Giants a sight for sore eyes Ravens relieved preseason's ending, real work at hand

August 28, 1998|By Gary Lambrecht | Gary Lambrecht,SUN STAFF

Sure, the Ravens would like to win their preseason finale against the New York Giants tonight. It would give them a 4-0 exhibition record and additional momentum going into their most promising regular season since the team moved here from Cleveland 30 months ago.

Yet, with the exception of some players who are fighting for spots on the 53-man roster that must be finalized on Sunday, the Ravens weren't exactly squirming in anticipation as they boarded a train for New Jersey yesterday.

Most of them are banged up and relieved that a strange preseason schedule -- one during which they waited nine days to play Philadelphia on Monday, then prepared for tonight's with one day of practice -- is nearly behind them. They're more excited that the regular-season opener against Pittsburgh at the To Be Named Later Stadium here is finally upon them, and they want to be healthy for the Sept. 6 kickoff.

"If anybody tells you they're not looking toward Pittsburgh, they're lying to you," said tight end Eric Green, who probably will sit out tonight's game with a sore knee.

"Every one of us knows the task at hand. That [the Steelers] is what I've been preparing for this whole off-season," Green added. "I don't want to say we're overlooking this game. It's going to be a tough game. But this game is more about tuning up to go into the Pittsburgh game on a positive note."

Tailback Errict Rhett, who is chasing Jay Graham for the starting job, begs to differ.

"I play every game like it's my last game," Rhett said. "I don't care if it's preseason or we're playing against Jones High School. I want to win. Who doesn't want to win at everything? I've got a mosquito fight I want to win. We're preparing for the Giants, and we want to beat them."

"You play every game to win. That's first and foremost. And we certainly want to win," coach Ted Marchibroda said. "Second, we hope nobody gets hurt and that everybody is well for Pittsburgh."

Among the Ravens' prime objectives tonight is getting their offensive line back to an acceptable performance level after Monday's sloppy showing against the Eagles. The Ravens ran the ball poorly and didn't fare much better on pass protection. Quarterback Jim Harbaugh bailed them out repeatedly with his scrambling ability.

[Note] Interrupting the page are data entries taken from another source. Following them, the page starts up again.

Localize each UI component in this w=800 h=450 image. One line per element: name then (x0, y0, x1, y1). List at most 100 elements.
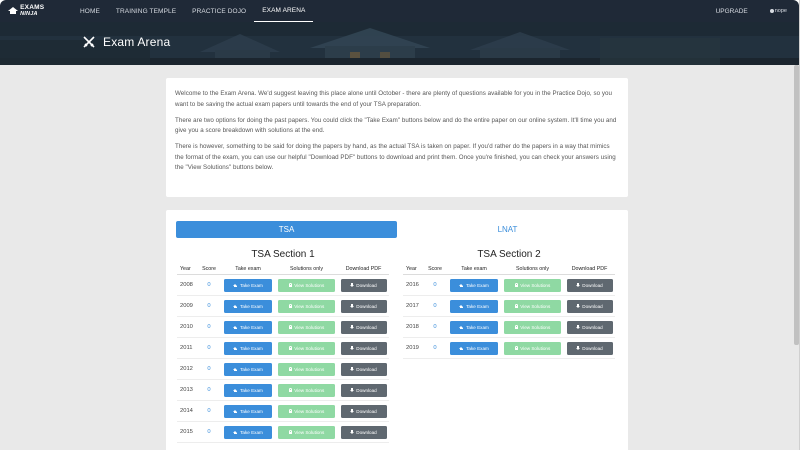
take-exam-cell: Take Exam (221, 278, 275, 292)
take-exam-button[interactable]: Take Exam (224, 425, 272, 439)
take-exam-button[interactable]: Take Exam (450, 341, 498, 355)
year-cell: 2014 (180, 408, 193, 414)
score-cell[interactable]: 0 (197, 429, 221, 435)
view-solutions-label: View Solutions (294, 408, 325, 414)
score-cell[interactable]: 0 (197, 366, 221, 372)
take-exam-button[interactable]: Take Exam (224, 341, 272, 355)
download-pdf-button[interactable]: Download (340, 383, 387, 397)
upgrade-link[interactable]: UPGRADE (716, 8, 748, 15)
download-pdf-button[interactable]: Download (566, 299, 613, 313)
download-pdf-button[interactable]: Download (566, 320, 613, 334)
take-exam-button[interactable]: Take Exam (450, 278, 498, 292)
score-cell[interactable]: 0 (423, 303, 447, 309)
lock-icon (514, 283, 519, 287)
download-pdf-cell: Download (338, 299, 389, 313)
download-icon (350, 346, 355, 350)
view-solutions-button[interactable]: View Solutions (504, 278, 561, 292)
graduation-cap-icon (233, 325, 238, 329)
lock-icon (288, 388, 293, 392)
take-exam-button[interactable]: Take Exam (224, 320, 272, 334)
download-pdf-button[interactable]: Download (340, 362, 387, 376)
score-cell[interactable]: 0 (197, 387, 221, 393)
take-exam-label: Take Exam (466, 282, 489, 288)
download-pdf-button[interactable]: Download (566, 341, 613, 355)
download-pdf-cell: Download (564, 320, 615, 334)
score-cell[interactable]: 0 (197, 345, 221, 351)
view-solutions-button[interactable]: View Solutions (278, 404, 335, 418)
tab-tsa[interactable]: TSA (176, 221, 397, 238)
view-solutions-button[interactable]: View Solutions (278, 299, 335, 313)
year-cell: 2015 (180, 429, 193, 435)
user-menu[interactable]: nope (769, 8, 787, 14)
score-cell[interactable]: 0 (197, 324, 221, 330)
lock-icon (514, 325, 519, 329)
nav-link-practice-dojo[interactable]: PRACTICE DOJO (184, 0, 254, 22)
download-pdf-button[interactable]: Download (340, 341, 387, 355)
download-icon (350, 325, 355, 329)
view-solutions-label: View Solutions (520, 282, 551, 288)
view-solutions-button[interactable]: View Solutions (504, 320, 561, 334)
exams-card: TSA LNAT TSA Section 1 Year Score Take e… (166, 210, 628, 450)
nav-links: HOME TRAINING TEMPLE PRACTICE DOJO EXAM … (72, 0, 314, 22)
table-row: 2008 0 Take Exam View Solutions Download (177, 275, 389, 296)
exam-tabs: TSA LNAT (176, 221, 618, 238)
download-pdf-button[interactable]: Download (566, 278, 613, 292)
take-exam-button[interactable]: Take Exam (224, 383, 272, 397)
take-exam-button[interactable]: Take Exam (224, 404, 272, 418)
exams-ninja-logo[interactable]: EXAMS NINJA (8, 4, 60, 18)
table-row: 2009 0 Take Exam View Solutions Download (177, 296, 389, 317)
view-solutions-button[interactable]: View Solutions (278, 320, 335, 334)
intro-card: Welcome to the Exam Arena. We'd suggest … (166, 78, 628, 197)
view-solutions-button[interactable]: View Solutions (278, 278, 335, 292)
year-cell: 2009 (180, 303, 193, 309)
download-icon (350, 283, 355, 287)
graduation-cap-icon (459, 283, 464, 287)
take-exam-label: Take Exam (240, 303, 263, 309)
take-exam-label: Take Exam (240, 387, 263, 393)
solutions-cell: View Solutions (275, 278, 338, 292)
download-pdf-cell: Download (338, 383, 389, 397)
header-solutions: Solutions only (290, 265, 323, 272)
header-take-exam: Take exam (235, 265, 261, 272)
banner-title: Exam Arena (82, 35, 170, 49)
view-solutions-button[interactable]: View Solutions (504, 341, 561, 355)
take-exam-button[interactable]: Take Exam (450, 299, 498, 313)
download-pdf-button[interactable]: Download (340, 425, 387, 439)
take-exam-button[interactable]: Take Exam (224, 278, 272, 292)
score-cell[interactable]: 0 (423, 345, 447, 351)
lock-icon (288, 283, 293, 287)
download-pdf-button[interactable]: Download (340, 278, 387, 292)
lock-icon (288, 430, 293, 434)
year-cell: 2018 (406, 324, 419, 330)
solutions-cell: View Solutions (275, 341, 338, 355)
score-cell[interactable]: 0 (197, 408, 221, 414)
graduation-cap-icon (233, 304, 238, 308)
view-solutions-button[interactable]: View Solutions (278, 341, 335, 355)
take-exam-button[interactable]: Take Exam (450, 320, 498, 334)
take-exam-button[interactable]: Take Exam (224, 299, 272, 313)
score-cell[interactable]: 0 (197, 282, 221, 288)
take-exam-cell: Take Exam (221, 320, 275, 334)
view-solutions-button[interactable]: View Solutions (278, 425, 335, 439)
nav-link-home[interactable]: HOME (72, 0, 108, 22)
view-solutions-button[interactable]: View Solutions (278, 362, 335, 376)
score-cell[interactable]: 0 (423, 282, 447, 288)
score-cell[interactable]: 0 (423, 324, 447, 330)
tab-lnat[interactable]: LNAT (397, 221, 618, 238)
nav-link-training-temple[interactable]: TRAINING TEMPLE (108, 0, 184, 22)
score-cell[interactable]: 0 (197, 303, 221, 309)
header-year: Year (406, 265, 417, 272)
take-exam-button[interactable]: Take Exam (224, 362, 272, 376)
user-icon (769, 9, 774, 13)
logo-wordmark: EXAMS NINJA (20, 4, 60, 18)
page-title: Exam Arena (103, 35, 171, 49)
download-pdf-button[interactable]: Download (340, 404, 387, 418)
solutions-cell: View Solutions (275, 383, 338, 397)
graduation-cap-icon (233, 388, 238, 392)
view-solutions-button[interactable]: View Solutions (278, 383, 335, 397)
nav-link-exam-arena[interactable]: EXAM ARENA (254, 0, 314, 22)
download-pdf-button[interactable]: Download (340, 320, 387, 334)
download-pdf-button[interactable]: Download (340, 299, 387, 313)
download-icon (350, 367, 355, 371)
view-solutions-button[interactable]: View Solutions (504, 299, 561, 313)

Because Marchibroda plans to play the bulk of his starters for only a quarter, the first team needs to rebound quickly. Among the linemen, only first-year center Jeff Mitchell and left guard Wally Williams, who looked sluggish in his first action after a lengthy holdout, will play longer.

Although they suffered the loss of cornerback Jason Sehorn to injury, the Giants figure to test the Ravens defensively. Their front seven includes Pro Bowl defensive end Michael Strahan and outside linebacker Jessie Armstead. Several Ravens linemen said that group was the nastiest they faced in 1997.

"[The Giants] have had a whole week to prepare for this game, and this probably will be the strongest defensive team we've faced so far [this preseason]," Marchibroda said. "They'll be ready."

The Ravens should benefit from the return of Jermaine Lewis, who figures to test the Giants deep from his wide-out position and put pressure on their special-teams coverage as a punt returner.

Defensively, the Ravens, who have allowed only 13 points in the preseason, will be looking closely at a number of backup players.

With the emergence of free-agent rookies like Lional Dalton, Larry Fitzpatrick and Chartric Darby, could the end be near for four-year veteran Mike Frederick or second-year man Chris Ward? With newly acquired safety Corey Harris likely to make the team, are the days numbered for Rondell Jones or Donny Brady?

The Ravens will hold out a number of defenders tonight. Strong )) safety Stevon Moore (shoulder) expects to play on Sept. 6, as do tackle Larry Webster (hamstring), linebacker Cornell Brown (hamstring) and cornerback John Williams (arm fracture).

Offensively, backup lineman James Atkins (knee) will not play, and tight end Brian Kinchen (thumb) should see limited duty, his first of the preseason.

Watch list

1. The offensive line: Against Philadelphia on Monday night, its run-blocking was miserable. Even with deft scrambling by quarterback Jim Harbaugh (five rushes, 42 yards), the Ravens managed only 3.1 yards per carry in the first half. The pass protection also was weak, especially from right tackle Orlando Brown. Left guard Wally Williams showed the effects of his long training-camp holdout, and he needs to rebound. Center Jeff Mitchell gets his final preseason tuneup. He and Williams will play longer than the rest of the starters.